Figure 6.

FOXD1/FOXJ1 axis inhibits nuclear factor  kappa B (NF-κB) pathway and CDX2 transcription. (A) Gastric epithelial cell line (GES)-1 cells infected with FOXJ1 or FOXD1 short hairpin RNA (shRNA) were transfected with a pGL4.32 vector containing NF-κB-luciferase reporter along with FOXJ1-expressing vectors.
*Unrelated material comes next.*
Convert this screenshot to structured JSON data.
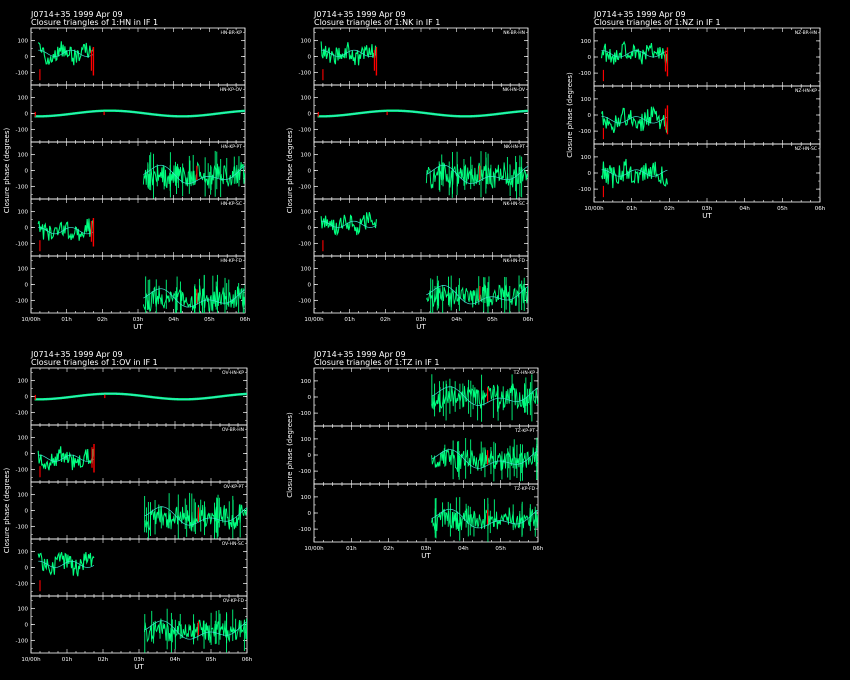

NF-κB-luciferase activity was then measured by using GloMax plate reader. (B) GES-1 cells were infected with FOXJ1 or FOXD1 shRNA, followed by transfection of FOXJ1-expressing vectors or control and expression of NF-κB-pathway-regulated genes were examined by qRT-PCR. GAPDH RNA was used as internal control. (C) Left: the representative images of IHC staining for p-p65 and CDX2 in normal tissues and intestinal metaplasia (IM) tissues. Scale bars: 100 µm; 500 µm (insets). Right: association between expression of p-p65 and CDX2 levels in IM specimens. (D) Serially truncated CDX2 promoter constructs were cloned to pGL3-luciferase reporter plasmids and transfected into GES-1 cells. Four hours after transfection, cells were treated with CDCA (100 µM) for 24 hours and the relative luciferase activities were determined 72 hours after ending of CDCA treatment. (E) A Ch-IP assay demonstrated the direct binding of p65 to the CDX2 promoter in GES-1 cells. M: Marker. (F) qRT-PCR of the Ch-IP products validated the binding capacity of p65 to the CDX2 promoter. Means±SEM of a representative experiment (n=3) performed in triplicates are shown. *P<0.05; **p<0.01; ***p<0.001. N.S., not significant.